Jane Austen's novels have long captured the imaginations of modern readers; television and movie adaptations abound, and Austen-inspired stories are easy to come across. Of late, there have been several inventive and out-of-the-box retellings of Pride and Prejudice (Harper Perennial, $10), in particular, worth noting for the avid Austen reader looking for a new take on one of Austen's best-loved novels.

Curtis Sittenfield's debut novel, Prep (Random House, $17), marked her as a writer to follow; her subsequent novels, including Eligible, have carried that reputation forward. In Eligible (Random House, $17), Austen's characters are moved out of 19th-century England and into 21st-century Cincinnati, Ohio.

In Pride, Prejudice, and Other Flavors (Morrow, $15.99), Sonali Dev also reimagines the classic story in contemporary times--this time in a family drama featuring an immigrant Indian family in modern-day San Francisco, Calif.

Soniah Kamal's Unmarriageable (Ballantine Books, $27) reimagines the large Bennett family as the Binat clan of present-day Pakistan. The Bennetts are once again reinvented, as the Benitez family, in Ibi Zoboi's Pride (Balzer & Bray, $17.99), set in the rapidly changing neighborhood of Bushwick in Brooklyn, N.Y.

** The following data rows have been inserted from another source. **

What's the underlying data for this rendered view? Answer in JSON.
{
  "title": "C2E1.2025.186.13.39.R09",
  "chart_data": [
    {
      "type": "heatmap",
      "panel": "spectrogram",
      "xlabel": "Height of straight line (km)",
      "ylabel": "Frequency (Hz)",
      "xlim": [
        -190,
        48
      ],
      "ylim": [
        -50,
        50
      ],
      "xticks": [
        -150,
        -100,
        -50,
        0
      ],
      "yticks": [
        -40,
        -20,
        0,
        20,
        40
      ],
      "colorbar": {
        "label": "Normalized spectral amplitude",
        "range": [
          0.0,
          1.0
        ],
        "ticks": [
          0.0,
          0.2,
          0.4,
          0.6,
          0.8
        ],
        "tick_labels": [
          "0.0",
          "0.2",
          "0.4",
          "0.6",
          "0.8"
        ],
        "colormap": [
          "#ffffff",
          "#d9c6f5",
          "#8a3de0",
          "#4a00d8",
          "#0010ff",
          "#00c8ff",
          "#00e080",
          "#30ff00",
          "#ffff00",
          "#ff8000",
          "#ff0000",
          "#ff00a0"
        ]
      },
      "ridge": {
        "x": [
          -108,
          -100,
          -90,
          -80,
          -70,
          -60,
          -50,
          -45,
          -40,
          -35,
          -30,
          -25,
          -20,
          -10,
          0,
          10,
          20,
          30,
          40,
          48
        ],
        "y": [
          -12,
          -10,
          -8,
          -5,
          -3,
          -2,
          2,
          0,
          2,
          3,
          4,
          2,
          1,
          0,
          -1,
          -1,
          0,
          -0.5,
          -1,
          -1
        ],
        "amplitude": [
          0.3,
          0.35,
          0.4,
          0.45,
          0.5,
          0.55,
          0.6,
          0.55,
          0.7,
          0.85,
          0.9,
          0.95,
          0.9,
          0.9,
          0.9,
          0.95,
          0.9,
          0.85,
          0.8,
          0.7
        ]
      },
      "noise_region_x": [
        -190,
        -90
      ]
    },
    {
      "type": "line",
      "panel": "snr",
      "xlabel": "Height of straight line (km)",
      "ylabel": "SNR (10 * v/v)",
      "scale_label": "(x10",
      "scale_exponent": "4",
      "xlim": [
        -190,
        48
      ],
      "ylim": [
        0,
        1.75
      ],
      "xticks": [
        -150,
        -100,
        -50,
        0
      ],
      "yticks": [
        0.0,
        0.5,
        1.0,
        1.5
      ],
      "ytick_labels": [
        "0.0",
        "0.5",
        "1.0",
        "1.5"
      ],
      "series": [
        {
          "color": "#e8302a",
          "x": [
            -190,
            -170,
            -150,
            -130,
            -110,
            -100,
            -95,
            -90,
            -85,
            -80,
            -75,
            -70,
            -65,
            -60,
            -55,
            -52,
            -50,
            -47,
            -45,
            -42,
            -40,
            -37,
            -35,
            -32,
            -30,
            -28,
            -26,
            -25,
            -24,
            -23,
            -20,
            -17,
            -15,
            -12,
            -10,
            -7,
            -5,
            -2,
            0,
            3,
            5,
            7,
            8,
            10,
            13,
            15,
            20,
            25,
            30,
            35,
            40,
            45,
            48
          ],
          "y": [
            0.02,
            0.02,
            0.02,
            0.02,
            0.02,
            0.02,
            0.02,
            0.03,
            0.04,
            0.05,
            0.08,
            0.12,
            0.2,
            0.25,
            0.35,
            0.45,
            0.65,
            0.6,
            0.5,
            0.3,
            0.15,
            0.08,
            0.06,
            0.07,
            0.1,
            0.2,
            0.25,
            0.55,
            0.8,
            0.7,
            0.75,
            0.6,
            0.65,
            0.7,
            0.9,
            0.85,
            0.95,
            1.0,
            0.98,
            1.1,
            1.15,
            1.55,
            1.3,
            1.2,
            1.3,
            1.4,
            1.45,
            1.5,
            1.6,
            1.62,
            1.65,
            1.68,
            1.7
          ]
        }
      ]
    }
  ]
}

Each of these modern-day retellings take inspiration from Austen's classic tale despite vastly different characters and settings, all while maintaining Austen's characteristic wit and satire. More impressively, however, they replicate the biting social observations and criticisms for which Austen is still so beloved. Turns out Austen's study of gender roles, societal expectations, familial duty (and its corresponding conflicts), class and social mobility are just as present in modern times as they were when Austen was writing.